Comprehensive Documentation – Do complete analysis before starting
At this extreme, development isn’t started until the feature and its implications have been thoroughly explored, reviewed and documented.
Advantages:
- Can catch many/most implications and corner conditions.
- Less likely to go down a blind alley and have to rework.
- Can review theoretical approaches and implications with stakeholders.
Disadvantages:
- Longer cycle time before something working is available to review.
- In a complex system, some implications and impacts will still only be discovered once implementation is under way.
- Approaches and implications remain theoretical and abstract.
Where’s the middle ground? What is reasonable?
The above extremes suggest places to look for a middle ground… not as a hard-and-fast rule, but as an exploration of conditions and approaches…
- Timebox investigation: Can exploration be timeboxed to a couple of hours, or to some solo investigation plus a meeting with knowledgeable people? At what point does additional investigation and documentation time reach a point of diminishing returns? What’s “just enough” investigation?
- Story splitting: Do we know enough to write the first story (first slice) and then use that as the basis to figure out what to do next?
- Learning-driven implementation: Can the initial implementation steps be driven by learning goals? (How much would we need to implement in order to have something we could use to learn?
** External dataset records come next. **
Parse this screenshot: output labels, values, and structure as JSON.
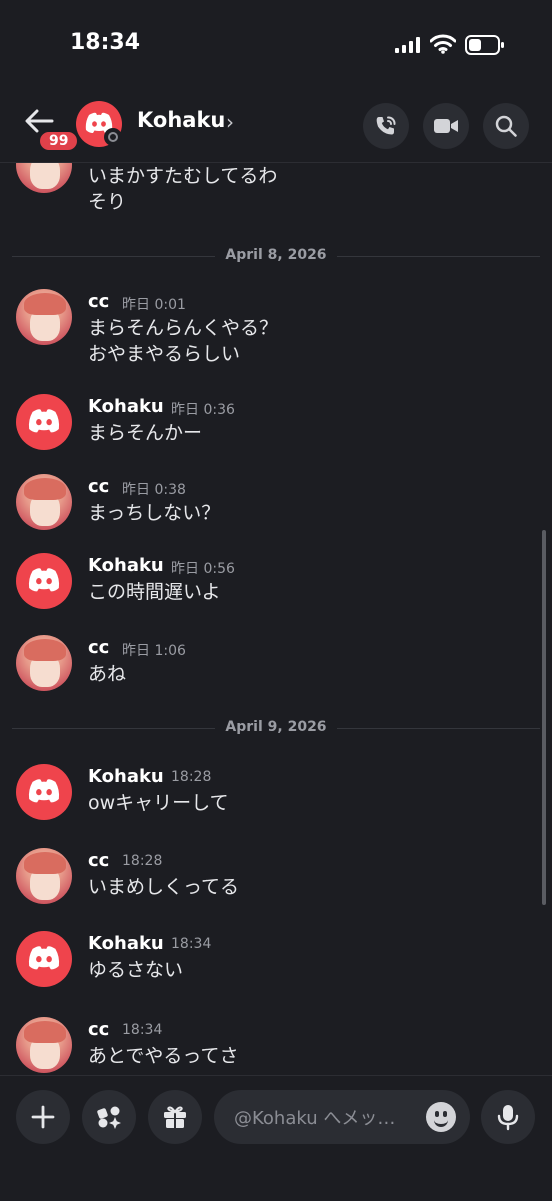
{
  "status_bar": {
    "time": "18:34"
  },
  "header": {
    "unread_badge": "99",
    "name": "Kohaku",
    "chevron": "›"
  },
  "chat": {
    "partial_message": {
      "lines": [
        "いまかすたむしてるわ",
        "そり"
      ]
    },
    "date_separators": [
      "April 8, 2026",
      "April 9, 2026"
    ],
    "messages": [
      {
        "author": "cc",
        "time": "昨日 0:01",
        "lines": [
          "まらそんらんくやる？",
          "おやまやるらしい"
        ]
      },
      {
        "author": "Kohaku",
        "time": "昨日 0:36",
        "lines": [
          "まらそんかー"
        ]
      },
      {
        "author": "cc",
        "time": "昨日 0:38",
        "lines": [
          "まっちしない？"
        ]
      },
      {
        "author": "Kohaku",
        "time": "昨日 0:56",
        "lines": [
          "この時間遅いよ"
        ]
      },
      {
        "author": "cc",
        "time": "昨日 1:06",
        "lines": [
          "あね"
        ]
      },
      {
        "author": "Kohaku",
        "time": "18:28",
        "lines": [
          "owキャリーして"
        ]
      },
      {
        "author": "cc",
        "time": "18:28",
        "lines": [
          "いまめしくってる"
        ]
      },
      {
        "author": "Kohaku",
        "time": "18:34",
        "lines": [
          "ゆるさない"
        ]
      },
      {
        "author": "cc",
        "time": "18:34",
        "lines": [
          "あとでやるってさ"
        ]
      }
    ]
  },
  "composer": {
    "placeholder": "@Kohaku へメッ…"
  },
  "icons": {
    "header": [
      "back-arrow-icon",
      "discord-logo-icon",
      "phone-call-icon",
      "video-camera-icon",
      "search-icon"
    ],
    "composer": [
      "plus-icon",
      "apps-icon",
      "gift-icon",
      "emoji-icon",
      "microphone-icon"
    ]
  },
  "colors": {
    "background": "#1c1d22",
    "accent_red": "#ef444c",
    "badge_red": "#e0414a",
    "muted_text": "#9a9ca3"
  }
}
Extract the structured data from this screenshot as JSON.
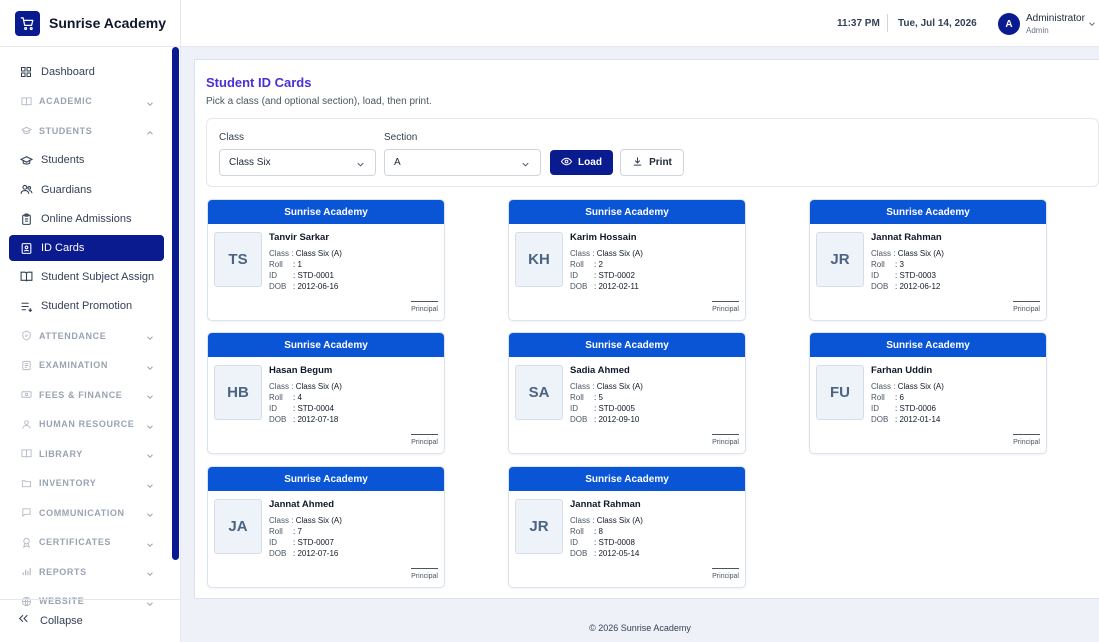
{
  "brand": {
    "name": "Sunrise Academy",
    "icon": "cart-icon"
  },
  "header": {
    "time": "11:37 PM",
    "date": "Tue, Jul 14, 2026",
    "user_initial": "A",
    "user_name": "Administrator",
    "user_role": "Admin"
  },
  "sidebar": {
    "items": [
      {
        "label": "Dashboard",
        "icon": "grid-icon",
        "type": "link"
      },
      {
        "label": "ACADEMIC",
        "icon": "book-icon",
        "type": "section",
        "expanded": false
      },
      {
        "label": "STUDENTS",
        "icon": "cap-icon",
        "type": "section",
        "expanded": true
      },
      {
        "label": "Students",
        "icon": "cap-icon",
        "type": "sub"
      },
      {
        "label": "Guardians",
        "icon": "users-icon",
        "type": "sub"
      },
      {
        "label": "Online Admissions",
        "icon": "clipboard-icon",
        "type": "sub"
      },
      {
        "label": "ID Cards",
        "icon": "id-card-icon",
        "type": "sub",
        "active": true
      },
      {
        "label": "Student Subject Assign",
        "icon": "book-icon",
        "type": "sub"
      },
      {
        "label": "Student Promotion",
        "icon": "list-icon",
        "type": "sub"
      },
      {
        "label": "ATTENDANCE",
        "icon": "check-shield-icon",
        "type": "section",
        "expanded": false
      },
      {
        "label": "EXAMINATION",
        "icon": "exam-icon",
        "type": "section",
        "expanded": false
      },
      {
        "label": "FEES & FINANCE",
        "icon": "money-icon",
        "type": "section",
        "expanded": false
      },
      {
        "label": "HUMAN RESOURCE",
        "icon": "person-icon",
        "type": "section",
        "expanded": false
      },
      {
        "label": "LIBRARY",
        "icon": "book-icon",
        "type": "section",
        "expanded": false
      },
      {
        "label": "INVENTORY",
        "icon": "folder-icon",
        "type": "section",
        "expanded": false
      },
      {
        "label": "COMMUNICATION",
        "icon": "chat-icon",
        "type": "section",
        "expanded": false
      },
      {
        "label": "CERTIFICATES",
        "icon": "badge-icon",
        "type": "section",
        "expanded": false
      },
      {
        "label": "REPORTS",
        "icon": "bar-chart-icon",
        "type": "section",
        "expanded": false
      },
      {
        "label": "WEBSITE",
        "icon": "globe-icon",
        "type": "section",
        "expanded": false
      }
    ],
    "collapse_label": "Collapse"
  },
  "page": {
    "title": "Student ID Cards",
    "subtitle": "Pick a class (and optional section), load, then print.",
    "class_label": "Class",
    "class_value": "Class Six",
    "section_label": "Section",
    "section_value": "A",
    "load_label": "Load",
    "print_label": "Print"
  },
  "card_labels": {
    "school": "Sunrise Academy",
    "class_key": "Class :",
    "roll_key": "Roll",
    "id_key": "ID",
    "dob_key": "DOB",
    "signature": "Principal"
  },
  "cards": [
    {
      "initials": "TS",
      "name": "Tanvir Sarkar",
      "class": "Class Six (A)",
      "roll": ": 1",
      "id": ": STD-0001",
      "dob": ": 2012-06-16"
    },
    {
      "initials": "KH",
      "name": "Karim Hossain",
      "class": "Class Six (A)",
      "roll": ": 2",
      "id": ": STD-0002",
      "dob": ": 2012-02-11"
    },
    {
      "initials": "JR",
      "name": "Jannat Rahman",
      "class": "Class Six (A)",
      "roll": ": 3",
      "id": ": STD-0003",
      "dob": ": 2012-06-12"
    },
    {
      "initials": "HB",
      "name": "Hasan Begum",
      "class": "Class Six (A)",
      "roll": ": 4",
      "id": ": STD-0004",
      "dob": ": 2012-07-18"
    },
    {
      "initials": "SA",
      "name": "Sadia Ahmed",
      "class": "Class Six (A)",
      "roll": ": 5",
      "id": ": STD-0005",
      "dob": ": 2012-09-10"
    },
    {
      "initials": "FU",
      "name": "Farhan Uddin",
      "class": "Class Six (A)",
      "roll": ": 6",
      "id": ": STD-0006",
      "dob": ": 2012-01-14"
    },
    {
      "initials": "JA",
      "name": "Jannat Ahmed",
      "class": "Class Six (A)",
      "roll": ": 7",
      "id": ": STD-0007",
      "dob": ": 2012-07-16"
    },
    {
      "initials": "JR",
      "name": "Jannat Rahman",
      "class": "Class Six (A)",
      "roll": ": 8",
      "id": ": STD-0008",
      "dob": ": 2012-05-14"
    }
  ],
  "footer": "© 2026 Sunrise Academy",
  "colors": {
    "primary": "#0a1b8f",
    "card_header": "#0a55d6",
    "title": "#4a2fd8"
  }
}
What could be created that is valuable both to the customer and for learning?)
- Cost of being wrong: How much effort is likely to be expended in backtracking if the initial approach turns out to be a blind alley? Does the team’s pursuit of technical excellence help keep the cost of change low?
- Partial completion: Is a partially-completed feature likely to be acceptable or unacceptable? If unacceptable, can a feature switch be used to hide the new functionality before it is fully ready? Or (less preferred), can initial work be done in a branch?
- Team acceptance: How comfortable is the team with uncertainty? What steps might help the team become more comfortable with an experimental approach?
Moving Forward
Did the team do the “right thing” in the case I cited? Is there even a “right thing”? I am not close enough to the case to really say. What it did prompt me to do is to consider the trade-offs and explore how a team might decide to approach such cases in the future.
What about you? How do you decide “how much” analysis to do for a feature, before starting development?